Docteur en matériaux de formation, Michel Millares a co-fondé GECCO en 2007 après un parcours professionnel dans le secteur de l’environnement, la qualité et la certification. Il nous parle ici de ses convictions sociales et solidaires et de l’innovation qui sont au cœur du projet d’entreprise de cette PME dynamique.

 

Vous décrivez GECCO comme un acteur de l’économie circulaire mais aussi de l’économie sociale et solidaire…

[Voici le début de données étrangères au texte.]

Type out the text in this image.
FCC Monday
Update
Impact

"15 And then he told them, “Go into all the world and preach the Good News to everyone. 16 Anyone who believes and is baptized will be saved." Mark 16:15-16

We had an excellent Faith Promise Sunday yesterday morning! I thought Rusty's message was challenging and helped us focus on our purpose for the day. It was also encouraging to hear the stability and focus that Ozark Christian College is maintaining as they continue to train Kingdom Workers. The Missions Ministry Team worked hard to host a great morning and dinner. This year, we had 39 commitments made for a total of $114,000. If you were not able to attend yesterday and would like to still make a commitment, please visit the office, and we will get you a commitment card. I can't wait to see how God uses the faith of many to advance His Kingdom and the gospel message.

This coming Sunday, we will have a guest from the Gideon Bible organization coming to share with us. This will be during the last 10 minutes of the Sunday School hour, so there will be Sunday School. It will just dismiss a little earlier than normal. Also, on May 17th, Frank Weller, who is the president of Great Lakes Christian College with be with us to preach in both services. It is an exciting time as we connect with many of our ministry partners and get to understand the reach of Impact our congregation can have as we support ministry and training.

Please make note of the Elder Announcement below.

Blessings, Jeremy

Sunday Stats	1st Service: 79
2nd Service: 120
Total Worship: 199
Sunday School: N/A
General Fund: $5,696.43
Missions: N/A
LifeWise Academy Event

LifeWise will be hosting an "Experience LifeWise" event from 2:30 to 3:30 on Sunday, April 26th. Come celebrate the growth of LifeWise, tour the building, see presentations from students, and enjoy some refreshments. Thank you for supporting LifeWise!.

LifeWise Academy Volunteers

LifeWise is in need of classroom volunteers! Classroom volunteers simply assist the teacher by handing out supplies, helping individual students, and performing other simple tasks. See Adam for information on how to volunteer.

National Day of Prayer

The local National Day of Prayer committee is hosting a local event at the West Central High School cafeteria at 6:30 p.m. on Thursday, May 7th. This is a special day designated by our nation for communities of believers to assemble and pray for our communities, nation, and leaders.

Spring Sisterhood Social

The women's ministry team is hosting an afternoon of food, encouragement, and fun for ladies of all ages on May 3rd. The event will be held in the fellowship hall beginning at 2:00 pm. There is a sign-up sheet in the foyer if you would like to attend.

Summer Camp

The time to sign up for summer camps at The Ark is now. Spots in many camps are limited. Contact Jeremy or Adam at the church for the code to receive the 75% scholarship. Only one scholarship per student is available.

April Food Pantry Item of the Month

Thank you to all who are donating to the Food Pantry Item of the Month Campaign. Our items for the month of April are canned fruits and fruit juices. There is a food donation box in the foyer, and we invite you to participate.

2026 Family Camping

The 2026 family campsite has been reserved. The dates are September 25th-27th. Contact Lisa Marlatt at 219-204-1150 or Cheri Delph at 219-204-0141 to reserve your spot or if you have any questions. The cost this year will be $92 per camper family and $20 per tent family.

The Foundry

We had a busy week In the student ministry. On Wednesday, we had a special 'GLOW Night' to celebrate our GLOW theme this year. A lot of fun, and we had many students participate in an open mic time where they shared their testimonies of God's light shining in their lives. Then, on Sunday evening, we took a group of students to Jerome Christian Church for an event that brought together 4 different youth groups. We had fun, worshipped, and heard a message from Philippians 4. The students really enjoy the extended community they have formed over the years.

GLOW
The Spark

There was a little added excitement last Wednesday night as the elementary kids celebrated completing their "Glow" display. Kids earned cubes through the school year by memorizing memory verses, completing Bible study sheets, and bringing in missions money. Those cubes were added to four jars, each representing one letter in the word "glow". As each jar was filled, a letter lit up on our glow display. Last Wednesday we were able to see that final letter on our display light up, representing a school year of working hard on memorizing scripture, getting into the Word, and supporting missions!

Tout à fait. Notre démarche consiste à créer, pour un type de déchet, la filière de valorisation la plus locale et la plus éco-conçue possible. Pour cela, en amont de nos projets, nous réalisons une analyse en cycle de vie qui permet de déterminer leur impact économique mais aussi social et environnemental. Nous sommes à la fois acteur de l’économie circulaire et de l’économie sociale et solidaire car notre approche vise à créer de l’emploi et des partenariats en local, et à valoriser les ressources sur le territoire où les déchets sont produits. D’ailleurs, notre politique sociale reflète nos convictions. Par exemple, nous avons mis en place un ratio limitant les écarts entre les salaires, plusieurs salariés sont associés à l’entreprise, nous privilégions le recrutement de travailleurs au chômage et accueillons des étudiants en formation professionnelle.

 

Quels types de déchets valorisez-vous ?

Chez GECCO, nous réalisons la collecte et la valorisation des déchets issus de la restauration tels que les huiles de friture, les biodéchets et le marc de café. A ce jour, nos gisements viennent de la restauration et des industries agro-alimentaires ; nous travaillons d’ailleurs depuis 2014 avec le groupe McCain. Nous avons développé notre propre procédé de valorisation des huiles de friture en biocarburant destiné aux flottes professionnelles et aux services publics, en partenariat avec l’Institut Charles Viollette de l’Université de Lille. Quant aux biodéchets, ils sont collectés et regroupés puis envoyés sur des sites de compostage ou de méthanisation, mais nous cherchons à intervenir sur plus d’étapes dans la filière des biodéchets.

 

Comment l’idée de GECCO a-t-elle germé ?

En 2005, les biocarburants de première génération faisaient l’objet de nombreuses critiques car leur fabrication nécessitait la culture intensive de plantes et l’importation d’huile de palme. Paradoxalement, pour les huiles alimentaires, seuls les plus gros producteurs de déchet étaient collectés. Ainsi, l’idée de départ de GECCO s’est portée sur le développement de la collecte à tous les producteurs et sur l’amélioration des procédés de fabrication des biocarburants pour les rendre plus respectueux de l’environnement. J’ai co-fondé GECCO en 2007 avec Julien Pilette et, dix ans plus tard, notre projet s’est concrétisé avec le lancement d’une unité pilote. En 2017, nous avons ainsi commencé à expérimenter la fabrication de biocarburants destinés aux véhicules publics de la métropole de Lille, de Charleville Mézières et de l’agglomération de Béthune. Et en 2019, une phase de développement a été amorcée avec le projet de création de nouvelles unités de production.

 

Comment avez-vous été soutenu dans vos projets d’innovation ?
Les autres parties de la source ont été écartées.